Project-Based Learning Philosophy
The department's philosophy on project-based learning is centered around real-world problem-solving. Students engage in both individual and group projects throughout the program to reinforce theoretical concepts with practical application.
Mini-projects are introduced from the second year, where students work on small-scale implementations of core concepts. These projects are typically completed over 4–6 weeks and involve iterative development cycles.
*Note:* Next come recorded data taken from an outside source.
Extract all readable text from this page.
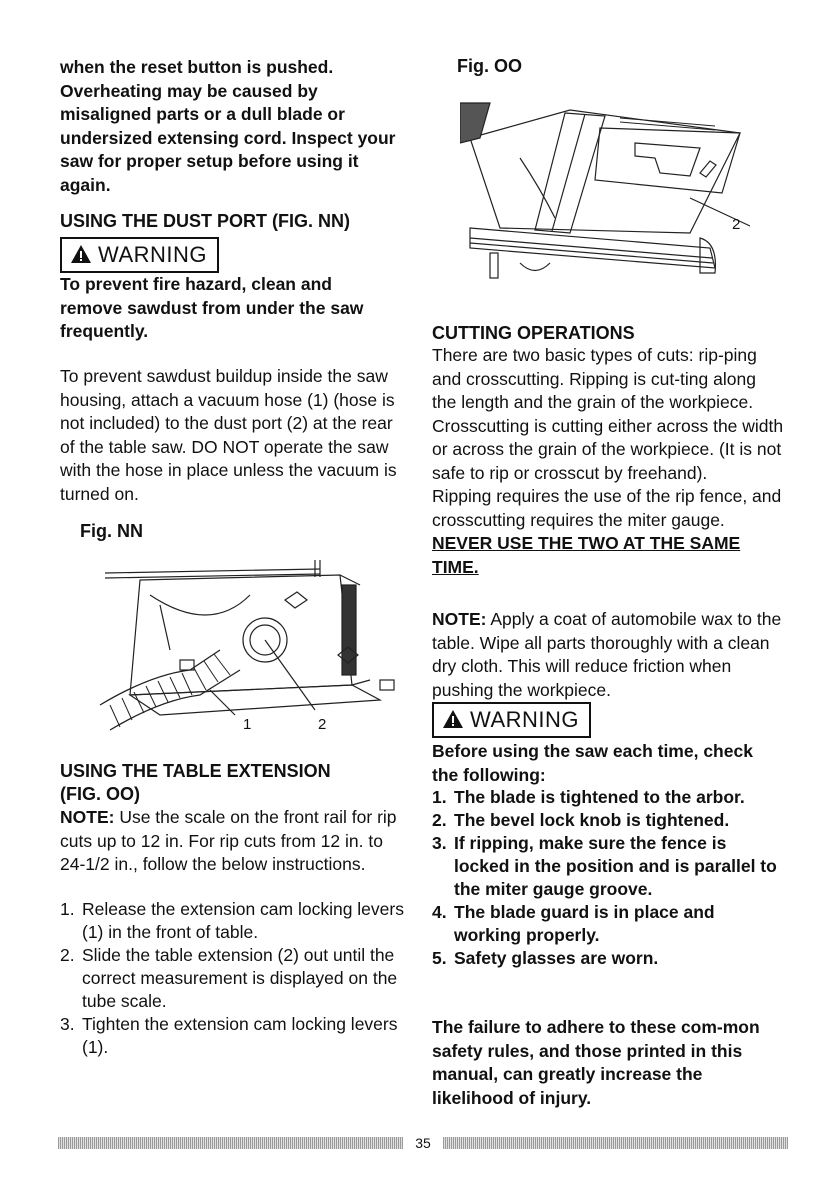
when the reset button is pushed. Overheating may be caused by misaligned parts or a dull blade or undersized extensing cord. Inspect your saw for proper setup before using it again.

USING THE DUST PORT (FIG. NN)

WARNING

To prevent fire hazard, clean and remove sawdust from under the saw frequently.

To prevent sawdust buildup inside the saw housing, attach a vacuum hose (1) (hose is not included) to the dust port (2) at the rear of the table saw. DO NOT operate the saw with the hose in place unless the vacuum is turned on.

Fig. NN
1	2

USING THE TABLE EXTENSION
(FIG. OO)

NOTE: Use the scale on the front rail for rip cuts up to 12 in. For rip cuts from 12 in. to 24-1/2 in., follow the below instructions.

1. Release the extension cam locking levers (1) in the front of table.
2. Slide the table extension (2) out until the correct measurement is displayed on the tube scale.
3. Tighten the extension cam locking levers (1).
Fig. OO
2

CUTTING OPERATIONS

There are two basic types of cuts: rip-ping and crosscutting. Ripping is cut-ting along the length and the grain of the workpiece. Crosscutting is cutting either across the width or across the grain of the workpiece. (It is not safe to rip or crosscut by freehand).
Ripping requires the use of the rip fence, and crosscutting requires the miter gauge. NEVER USE THE TWO AT THE SAME TIME.

NOTE: Apply a coat of automobile wax to the table. Wipe all parts thoroughly with a clean dry cloth. This will reduce friction when pushing the workpiece.

WARNING

Before using the saw each time, check the following:

1. The blade is tightened to the arbor.
2. The bevel lock knob is tightened.
3. If ripping, make sure the fence is locked in the position and is parallel to the miter gauge groove.
4. The blade guard is in place and working properly.
5. Safety glasses are worn.

The failure to adhere to these com-mon safety rules, and those printed in this manual, can greatly increase the likelihood of injury.

35
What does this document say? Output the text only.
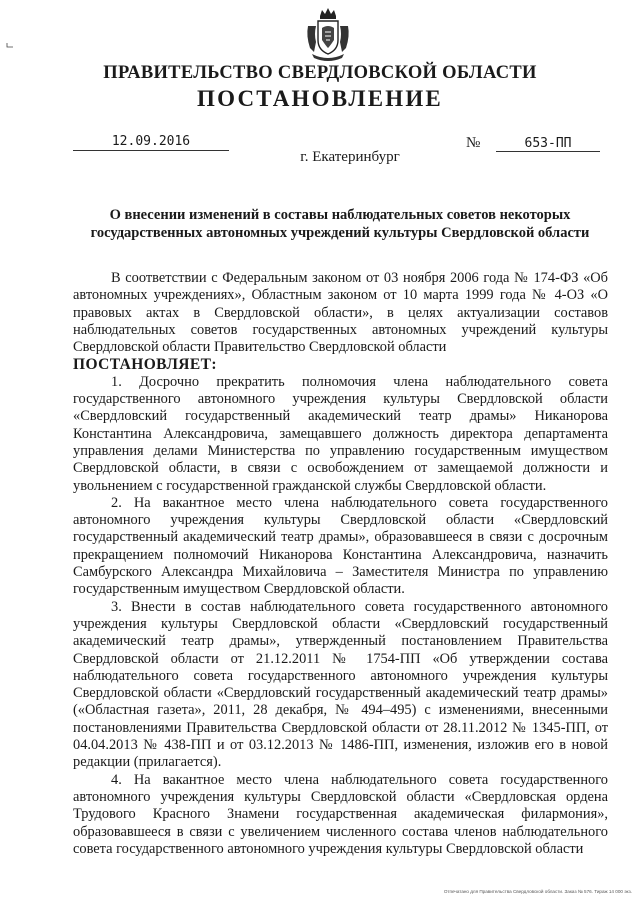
ПРАВИТЕЛЬСТВО СВЕРДЛОВСКОЙ ОБЛАСТИ
ПОСТАНОВЛЕНИЕ
12.09.2016	№	653-ПП
г. Екатеринбург
О внесении изменений в составы наблюдательных советов некоторых государственных автономных учреждений культуры Свердловской области

В соответствии с Федеральным законом от 03 ноября 2006 года № 174-ФЗ «Об автономных учреждениях», Областным законом от 10 марта 1999 года № 4-ОЗ «О правовых актах в Свердловской области», в целях актуализации составов наблюдательных советов государственных автономных учреждений культуры Свердловской области Правительство Свердловской области

ПОСТАНОВЛЯЕТ:

1. Досрочно прекратить полномочия члена наблюдательного совета государственного автономного учреждения культуры Свердловской области «Свердловский государственный академический театр драмы» Никанорова Константина Александровича, замещавшего должность директора департамента управления делами Министерства по управлению государственным имуществом Свердловской области, в связи с освобождением от замещаемой должности и увольнением с государственной гражданской службы Свердловской области.

2. На вакантное место члена наблюдательного совета государственного автономного учреждения культуры Свердловской области «Свердловский государственный академический театр драмы», образовавшееся в связи с досрочным прекращением полномочий Никанорова Константина Александровича, назначить Самбурского Александра Михайловича – Заместителя Министра по управлению государственным имуществом Свердловской области.

3. Внести в состав наблюдательного совета государственного автономного учреждения культуры Свердловской области «Свердловский государственный академический театр драмы», утвержденный постановлением Правительства Свердловской области от 21.12.2011 № 1754-ПП «Об утверждении состава наблюдательного совета государственного автономного учреждения культуры Свердловской области «Свердловский государственный академический театр драмы» («Областная газета», 2011, 28 декабря, № 494–495) с изменениями, внесенными постановлениями Правительства Свердловской области от 28.11.2012 № 1345-ПП, от 04.04.2013 № 438-ПП и от 03.12.2013 № 1486-ПП, изменения, изложив его в новой редакции (прилагается).

4. На вакантное место члена наблюдательного совета государственного автономного учреждения культуры Свердловской области «Свердловская ордена Трудового Красного Знамени государственная академическая филармония», образовавшееся в связи с увеличением численного состава членов наблюдательного совета государственного автономного учреждения культуры Свердловской области

Отпечатано для Правительства Свердловской области. Заказ № 576. Тираж 14 000 экз.
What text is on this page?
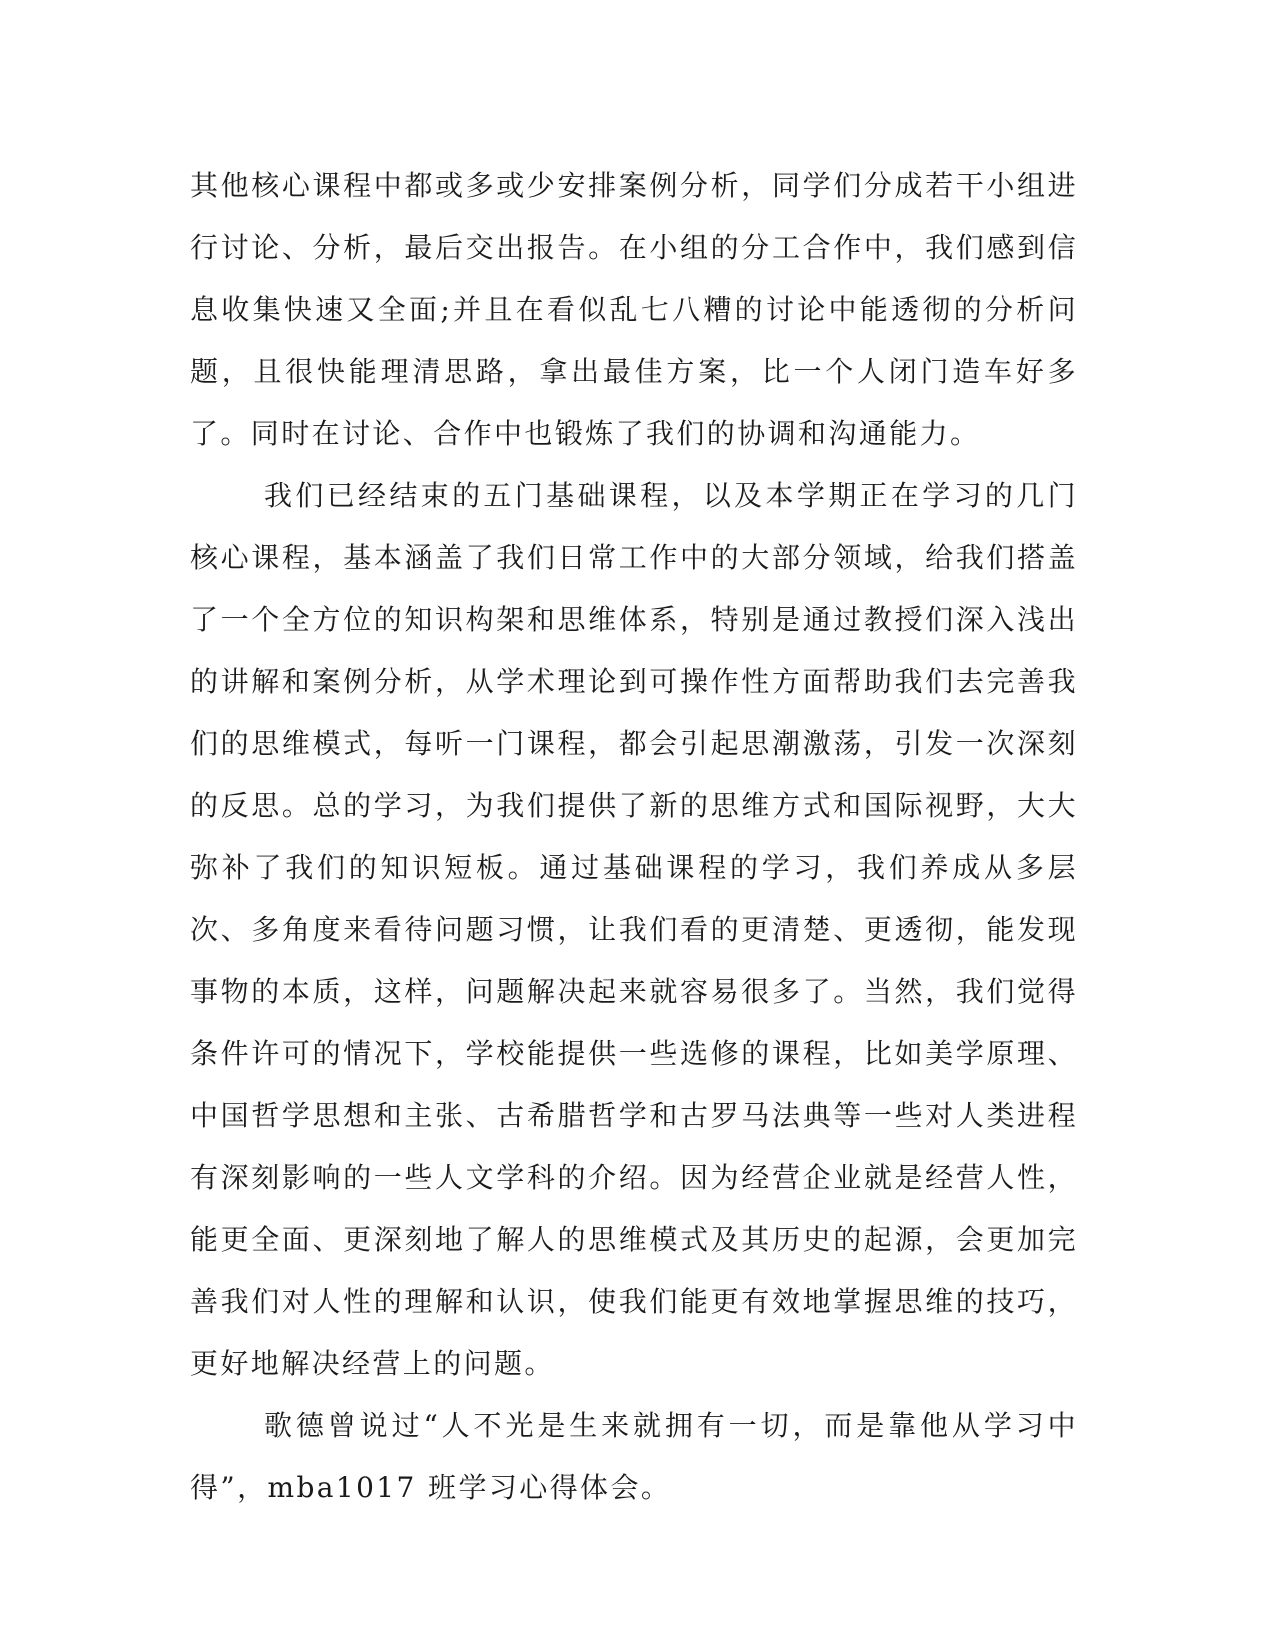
其他核心课程中都或多或少安排案例分析，同学们分成若干小组进行讨论、分析，最后交出报告。在小组的分工合作中，我们感到信息收集快速又全面;并且在看似乱七八糟的讨论中能透彻的分析问题，且很快能理清思路，拿出最佳方案，比一个人闭门造车好多了。同时在讨论、合作中也锻炼了我们的协调和沟通能力。

我们已经结束的五门基础课程，以及本学期正在学习的几门核心课程，基本涵盖了我们日常工作中的大部分领域，给我们搭盖了一个全方位的知识构架和思维体系，特别是通过教授们深入浅出的讲解和案例分析，从学术理论到可操作性方面帮助我们去完善我们的思维模式，每听一门课程，都会引起思潮激荡，引发一次深刻的反思。总的学习，为我们提供了新的思维方式和国际视野，大大弥补了我们的知识短板。通过基础课程的学习，我们养成从多层次、多角度来看待问题习惯，让我们看的更清楚、更透彻，能发现事物的本质，这样，问题解决起来就容易很多了。当然，我们觉得条件许可的情况下，学校能提供一些选修的课程，比如美学原理、中国哲学思想和主张、古希腊哲学和古罗马法典等一些对人类进程有深刻影响的一些人文学科的介绍。因为经营企业就是经营人性，能更全面、更深刻地了解人的思维模式及其历史的起源，会更加完善我们对人性的理解和认识，使我们能更有效地掌握思维的技巧，更好地解决经营上的问题。

歌德曾说过“人不光是生来就拥有一切，而是靠他从学习中得”，mba1017 班学习心得体会。
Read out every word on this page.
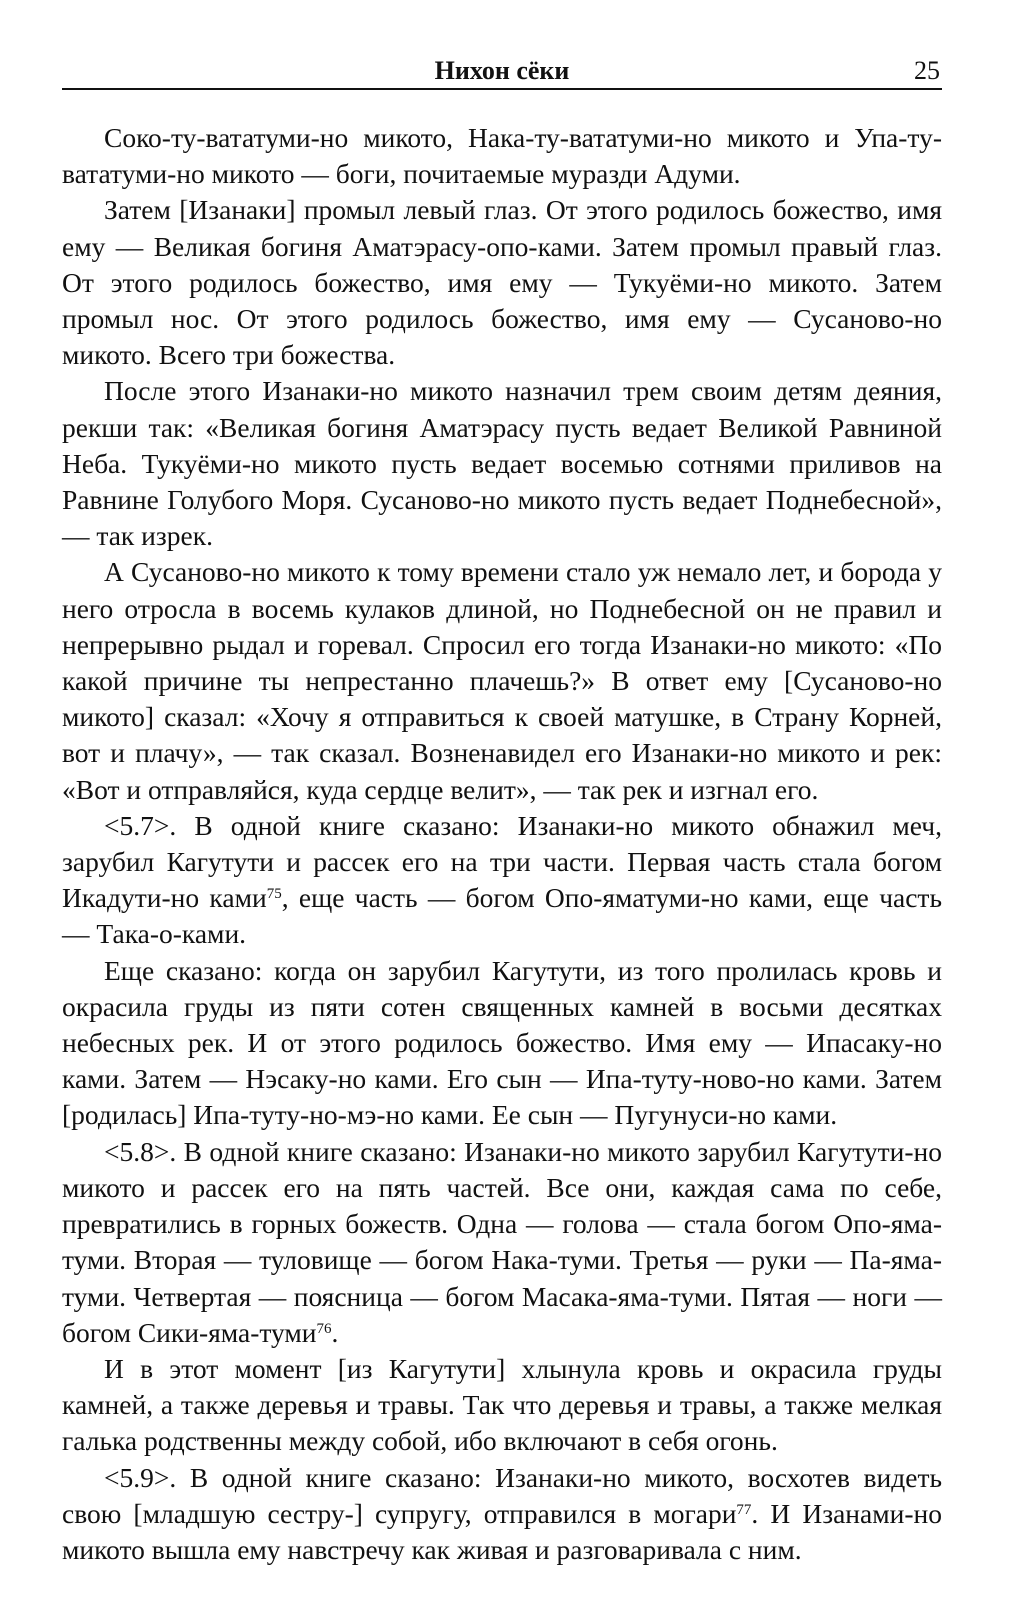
Нихон сёки	25

Соко-ту-вататуми-но микото, Нака-ту-вататуми-но микото и Упа-ту-вататуми-но микото — боги, почитаемые муразди Адуми.

Затем [Изанаки] промыл левый глаз. От этого родилось божество, имя ему — Великая богиня Аматэрасу-опо-ками. Затем промыл правый глаз. От этого родилось божество, имя ему — Тукуёми-но микото. Затем промыл нос. От этого родилось божество, имя ему — Сусаново-но микото. Всего три божества.

После этого Изанаки-но микото назначил трем своим детям деяния, рекши так: «Великая богиня Аматэрасу пусть ведает Великой Равниной Неба. Тукуёми-но микото пусть ведает восемью сотнями приливов на Равнине Голубого Моря. Сусаново-но микото пусть ведает Поднебесной», — так изрек.

А Сусаново-но микото к тому времени стало уж немало лет, и борода у него отросла в восемь кулаков длиной, но Поднебесной он не правил и непрерывно рыдал и горевал. Спросил его тогда Изанаки-но микото: «По какой причине ты непрестанно плачешь?» В ответ ему [Сусаново-но микото] сказал: «Хочу я отправиться к своей матушке, в Страну Корней, вот и плачу», — так сказал. Возненавидел его Изанаки-но микото и рек: «Вот и отправляйся, куда сердце велит», — так рек и изгнал его.

<5.7>. В одной книге сказано: Изанаки-но микото обнажил меч, зарубил Кагутути и рассек его на три части. Первая часть стала богом Икадути-но ками$^{75}$, еще часть — богом Опо-яматуми-но ками, еще часть — Така-о-ками.

Еще сказано: когда он зарубил Кагутути, из того пролилась кровь и окрасила груды из пяти сотен священных камней в восьми десятках небесных рек. И от этого родилось божество. Имя ему — Ипасаку-но ками. Затем — Нэсаку-но ками. Его сын — Ипа-туту-ново-но ками. Затем [родилась] Ипа-туту-но-мэ-но ками. Ее сын — Пугунуси-но ками.

<5.8>. В одной книге сказано: Изанаки-но микото зарубил Кагутути-но микото и рассек его на пять частей. Все они, каждая сама по себе, превратились в горных божеств. Одна — голова — стала богом Опо-яма-туми. Вторая — туловище — богом Нака-туми. Третья — руки — Па-яма-туми. Четвертая — поясница — богом Масака-яма-туми. Пятая — ноги — богом Сики-яма-туми$^{76}$.

И в этот момент [из Кагутути] хлынула кровь и окрасила груды камней, а также деревья и травы. Так что деревья и травы, а также мелкая галька родственны между собой, ибо включают в себя огонь.

<5.9>. В одной книге сказано: Изанаки-но микото, восхотев видеть свою [младшую сестру-] супругу, отправился в могари$^{77}$. И Изанами-но микото вышла ему навстречу как живая и разговаривала с ним.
The final-year thesis or capstone project is a significant component of the curriculum, requiring students to undertake an in-depth investigation into a specific area of interest. The project must be innovative, technically sound, and aligned with current industry trends.
Students are encouraged to select projects based on their interests and career goals, with faculty mentors providing guidance throughout the process. Selection criteria include academic performance, prior project experience, and alignment with research areas within the department.
The evaluation criteria for these projects include technical correctness, innovation, presentation quality, and documentation standards. A committee evaluates each project during a formal defense session, ensuring that students can articulate their work clearly and respond to queries effectively.